We think it’s risky to start a business and depend on it to pay all your bills.
But what if it’s riskier to work for someone else because you might limit your income forever?
The choice is yours, and it’s not as clear as it seems.
The biggest reason we don’t take risks is we’re afraid it will go horribly wrong.
- Your viral blog post will label you as the stupidest person who ever lived.
- You’ll lose all the money you ever earned in your whole entire life.
- The experience will scar you so badly you’ll never be able to show your face in public again.
That’s pretty extreme.
But it’s how risk looks to a lot of us.
Let’s respond to each of these, shall we?
Your viral blog post may get you some attention. Some might be negative. That’s okay. You won’t be considered history’s greatest dummy.
It’s the ones who cheer that you’ll remember. Use that as fuel to take another risk.
Losing money is hard. But you can always make more. You probably have friends and relatives that will lend you a hand when you need one. And unless you’re constantly losing money, you won’t be left behind.
The good news is the pain will make you think harder about the next risk. I think you’ll find you’re a lot more resourceful than you think.
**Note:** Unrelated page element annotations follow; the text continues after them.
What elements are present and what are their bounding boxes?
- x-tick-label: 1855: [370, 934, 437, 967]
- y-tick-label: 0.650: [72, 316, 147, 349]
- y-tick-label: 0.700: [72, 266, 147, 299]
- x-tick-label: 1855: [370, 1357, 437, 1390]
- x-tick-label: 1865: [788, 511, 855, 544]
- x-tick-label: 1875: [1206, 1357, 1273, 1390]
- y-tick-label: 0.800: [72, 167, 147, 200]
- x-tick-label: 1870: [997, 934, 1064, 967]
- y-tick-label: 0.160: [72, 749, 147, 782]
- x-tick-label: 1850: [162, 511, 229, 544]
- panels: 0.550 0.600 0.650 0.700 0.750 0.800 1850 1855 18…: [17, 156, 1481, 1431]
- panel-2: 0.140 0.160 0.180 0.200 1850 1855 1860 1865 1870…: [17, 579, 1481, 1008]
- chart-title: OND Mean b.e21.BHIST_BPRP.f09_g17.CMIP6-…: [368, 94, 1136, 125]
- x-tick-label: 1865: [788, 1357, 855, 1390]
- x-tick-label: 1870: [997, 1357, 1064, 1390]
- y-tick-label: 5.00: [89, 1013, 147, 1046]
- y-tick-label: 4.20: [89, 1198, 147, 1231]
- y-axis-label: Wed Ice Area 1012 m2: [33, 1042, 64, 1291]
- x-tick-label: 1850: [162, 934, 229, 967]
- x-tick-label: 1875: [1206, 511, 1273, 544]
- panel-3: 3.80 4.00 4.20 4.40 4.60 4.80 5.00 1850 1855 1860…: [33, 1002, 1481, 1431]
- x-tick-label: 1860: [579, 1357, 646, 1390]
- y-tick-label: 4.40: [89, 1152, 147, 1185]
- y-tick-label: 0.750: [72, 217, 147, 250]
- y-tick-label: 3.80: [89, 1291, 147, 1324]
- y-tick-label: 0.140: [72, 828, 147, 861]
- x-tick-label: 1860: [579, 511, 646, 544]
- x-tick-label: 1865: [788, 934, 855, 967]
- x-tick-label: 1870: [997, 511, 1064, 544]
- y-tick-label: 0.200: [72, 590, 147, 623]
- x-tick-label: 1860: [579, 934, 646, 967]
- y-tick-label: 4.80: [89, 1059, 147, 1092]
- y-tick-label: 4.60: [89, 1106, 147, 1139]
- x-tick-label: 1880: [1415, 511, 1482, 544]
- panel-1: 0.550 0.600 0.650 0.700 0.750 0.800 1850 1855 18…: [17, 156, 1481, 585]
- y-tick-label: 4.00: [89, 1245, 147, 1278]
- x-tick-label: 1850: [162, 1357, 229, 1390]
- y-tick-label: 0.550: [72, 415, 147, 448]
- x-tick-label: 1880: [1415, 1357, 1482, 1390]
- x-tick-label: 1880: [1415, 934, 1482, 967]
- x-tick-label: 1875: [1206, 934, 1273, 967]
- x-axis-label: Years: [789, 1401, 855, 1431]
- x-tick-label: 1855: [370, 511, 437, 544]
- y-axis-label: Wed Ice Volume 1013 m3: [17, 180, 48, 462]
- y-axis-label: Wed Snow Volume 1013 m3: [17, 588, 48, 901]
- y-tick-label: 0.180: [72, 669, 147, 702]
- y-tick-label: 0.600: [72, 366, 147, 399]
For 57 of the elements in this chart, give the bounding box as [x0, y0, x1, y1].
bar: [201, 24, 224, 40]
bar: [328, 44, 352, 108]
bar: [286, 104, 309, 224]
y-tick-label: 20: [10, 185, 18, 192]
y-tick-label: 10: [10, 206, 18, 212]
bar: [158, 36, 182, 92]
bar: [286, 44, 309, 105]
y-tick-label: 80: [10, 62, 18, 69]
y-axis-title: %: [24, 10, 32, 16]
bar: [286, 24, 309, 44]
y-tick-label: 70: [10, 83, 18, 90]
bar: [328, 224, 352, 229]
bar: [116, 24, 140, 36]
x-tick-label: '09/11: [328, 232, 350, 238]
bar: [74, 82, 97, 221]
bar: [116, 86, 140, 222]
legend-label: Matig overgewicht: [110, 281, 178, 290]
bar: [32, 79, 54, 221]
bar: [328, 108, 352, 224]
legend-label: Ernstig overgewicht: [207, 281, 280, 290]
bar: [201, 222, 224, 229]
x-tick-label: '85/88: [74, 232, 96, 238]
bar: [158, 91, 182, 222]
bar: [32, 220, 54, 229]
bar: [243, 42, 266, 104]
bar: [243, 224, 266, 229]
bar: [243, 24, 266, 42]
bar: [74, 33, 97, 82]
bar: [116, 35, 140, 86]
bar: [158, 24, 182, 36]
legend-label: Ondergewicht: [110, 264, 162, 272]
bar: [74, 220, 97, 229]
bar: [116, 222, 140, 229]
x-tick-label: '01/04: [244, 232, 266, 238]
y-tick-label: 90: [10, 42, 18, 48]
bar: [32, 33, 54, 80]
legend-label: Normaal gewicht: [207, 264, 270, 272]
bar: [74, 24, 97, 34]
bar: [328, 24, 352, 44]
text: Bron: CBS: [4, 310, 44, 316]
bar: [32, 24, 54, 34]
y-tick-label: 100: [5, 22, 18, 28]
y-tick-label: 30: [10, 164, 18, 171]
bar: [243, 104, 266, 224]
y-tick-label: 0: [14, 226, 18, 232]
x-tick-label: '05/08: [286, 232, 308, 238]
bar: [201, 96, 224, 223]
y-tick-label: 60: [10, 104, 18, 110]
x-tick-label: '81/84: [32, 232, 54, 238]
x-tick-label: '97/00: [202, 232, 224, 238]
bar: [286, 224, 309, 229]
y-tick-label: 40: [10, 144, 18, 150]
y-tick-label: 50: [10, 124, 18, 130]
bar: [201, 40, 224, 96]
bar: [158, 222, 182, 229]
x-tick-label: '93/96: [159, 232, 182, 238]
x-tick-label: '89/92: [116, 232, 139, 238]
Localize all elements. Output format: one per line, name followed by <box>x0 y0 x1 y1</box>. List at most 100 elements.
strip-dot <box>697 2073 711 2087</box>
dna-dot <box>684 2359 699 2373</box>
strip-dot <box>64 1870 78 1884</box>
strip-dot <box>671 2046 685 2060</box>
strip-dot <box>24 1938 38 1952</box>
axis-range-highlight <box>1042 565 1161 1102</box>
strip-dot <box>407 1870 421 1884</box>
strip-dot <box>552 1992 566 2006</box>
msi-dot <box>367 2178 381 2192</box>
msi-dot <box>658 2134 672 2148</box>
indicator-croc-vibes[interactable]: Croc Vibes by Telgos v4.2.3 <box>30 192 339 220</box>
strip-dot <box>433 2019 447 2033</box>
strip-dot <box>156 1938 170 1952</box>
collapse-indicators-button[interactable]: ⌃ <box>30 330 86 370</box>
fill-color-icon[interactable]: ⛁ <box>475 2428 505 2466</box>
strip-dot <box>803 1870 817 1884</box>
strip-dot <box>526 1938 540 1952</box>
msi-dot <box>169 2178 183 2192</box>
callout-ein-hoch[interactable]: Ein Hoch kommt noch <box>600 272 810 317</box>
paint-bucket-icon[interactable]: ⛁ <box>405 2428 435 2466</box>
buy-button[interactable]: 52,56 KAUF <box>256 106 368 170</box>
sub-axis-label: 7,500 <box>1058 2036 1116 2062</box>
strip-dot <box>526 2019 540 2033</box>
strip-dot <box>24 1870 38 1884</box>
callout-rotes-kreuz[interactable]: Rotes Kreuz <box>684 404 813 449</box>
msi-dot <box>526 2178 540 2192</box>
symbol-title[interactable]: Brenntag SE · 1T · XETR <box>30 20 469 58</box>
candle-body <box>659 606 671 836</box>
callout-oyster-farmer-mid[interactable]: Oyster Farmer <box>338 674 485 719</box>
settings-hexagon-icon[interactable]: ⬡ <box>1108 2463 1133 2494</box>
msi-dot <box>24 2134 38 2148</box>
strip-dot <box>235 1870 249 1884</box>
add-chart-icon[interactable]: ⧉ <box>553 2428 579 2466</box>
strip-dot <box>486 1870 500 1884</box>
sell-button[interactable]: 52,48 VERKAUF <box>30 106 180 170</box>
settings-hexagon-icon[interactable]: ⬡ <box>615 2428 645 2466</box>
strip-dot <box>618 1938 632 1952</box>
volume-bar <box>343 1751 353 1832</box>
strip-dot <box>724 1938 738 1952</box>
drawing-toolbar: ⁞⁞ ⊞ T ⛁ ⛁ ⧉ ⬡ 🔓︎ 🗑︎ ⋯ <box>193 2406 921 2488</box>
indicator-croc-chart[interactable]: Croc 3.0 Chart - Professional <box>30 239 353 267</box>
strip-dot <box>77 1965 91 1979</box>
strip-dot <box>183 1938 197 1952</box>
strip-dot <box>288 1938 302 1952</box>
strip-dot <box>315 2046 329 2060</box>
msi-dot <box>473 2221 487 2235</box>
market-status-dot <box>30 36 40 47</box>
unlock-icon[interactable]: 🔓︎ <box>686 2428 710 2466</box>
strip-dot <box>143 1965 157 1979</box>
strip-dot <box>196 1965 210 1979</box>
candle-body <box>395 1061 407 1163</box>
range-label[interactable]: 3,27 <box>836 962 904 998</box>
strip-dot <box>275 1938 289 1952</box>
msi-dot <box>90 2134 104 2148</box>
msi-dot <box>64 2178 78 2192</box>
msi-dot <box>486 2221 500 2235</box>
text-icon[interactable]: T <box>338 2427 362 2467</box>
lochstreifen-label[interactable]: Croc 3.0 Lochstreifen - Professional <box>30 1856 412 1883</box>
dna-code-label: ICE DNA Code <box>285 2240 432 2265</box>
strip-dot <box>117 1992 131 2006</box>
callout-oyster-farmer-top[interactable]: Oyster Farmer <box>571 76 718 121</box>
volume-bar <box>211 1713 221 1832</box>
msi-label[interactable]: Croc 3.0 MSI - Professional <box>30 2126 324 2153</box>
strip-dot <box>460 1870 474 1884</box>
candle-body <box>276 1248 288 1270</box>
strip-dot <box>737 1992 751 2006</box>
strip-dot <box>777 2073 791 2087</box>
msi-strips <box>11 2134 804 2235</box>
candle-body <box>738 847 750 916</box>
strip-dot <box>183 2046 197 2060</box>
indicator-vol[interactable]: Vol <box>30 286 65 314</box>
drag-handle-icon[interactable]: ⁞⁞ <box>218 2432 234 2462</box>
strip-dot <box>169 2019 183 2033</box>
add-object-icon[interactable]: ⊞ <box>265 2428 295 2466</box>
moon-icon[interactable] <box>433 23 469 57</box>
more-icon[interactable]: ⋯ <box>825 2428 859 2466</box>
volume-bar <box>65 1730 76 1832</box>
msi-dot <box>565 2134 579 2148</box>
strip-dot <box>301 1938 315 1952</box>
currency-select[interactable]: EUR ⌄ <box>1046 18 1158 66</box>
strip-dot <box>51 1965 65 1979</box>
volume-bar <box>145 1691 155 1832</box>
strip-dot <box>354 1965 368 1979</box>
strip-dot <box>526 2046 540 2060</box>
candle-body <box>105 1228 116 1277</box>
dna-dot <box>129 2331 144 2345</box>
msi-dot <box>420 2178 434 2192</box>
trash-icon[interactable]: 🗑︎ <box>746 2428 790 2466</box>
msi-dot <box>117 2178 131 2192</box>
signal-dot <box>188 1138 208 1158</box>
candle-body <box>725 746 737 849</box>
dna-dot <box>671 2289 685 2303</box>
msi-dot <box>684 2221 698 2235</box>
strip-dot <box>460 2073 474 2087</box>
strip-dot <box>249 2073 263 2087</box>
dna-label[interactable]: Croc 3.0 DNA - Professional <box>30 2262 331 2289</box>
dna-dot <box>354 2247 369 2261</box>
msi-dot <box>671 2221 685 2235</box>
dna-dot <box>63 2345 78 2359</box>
Life will give you scars. You can’t escape it. Use those scars to tell us some great stories.
And don’t forget this — your scars qualify you for your calling.
If you don’t know what your calling is, look at where your heart draws you. Talk with a trusted friend. Don’t bottle up your pain. Tell someone. They’ll see things you can’t, and help you have a better tomorrow.
This Morning I Will
I can’t bring Jake back.
I’ll never be able to pet him again.
I can’t enjoy the way he smells or the way he jumped out of his skin when he sees us.
But I can honor him by using what God has given me.
It won’t be easy.
I’ve stopped caring about following all the rules other people make.
I do care about impact.
And I hope you do, too.
Now go be the you the world needs you to be.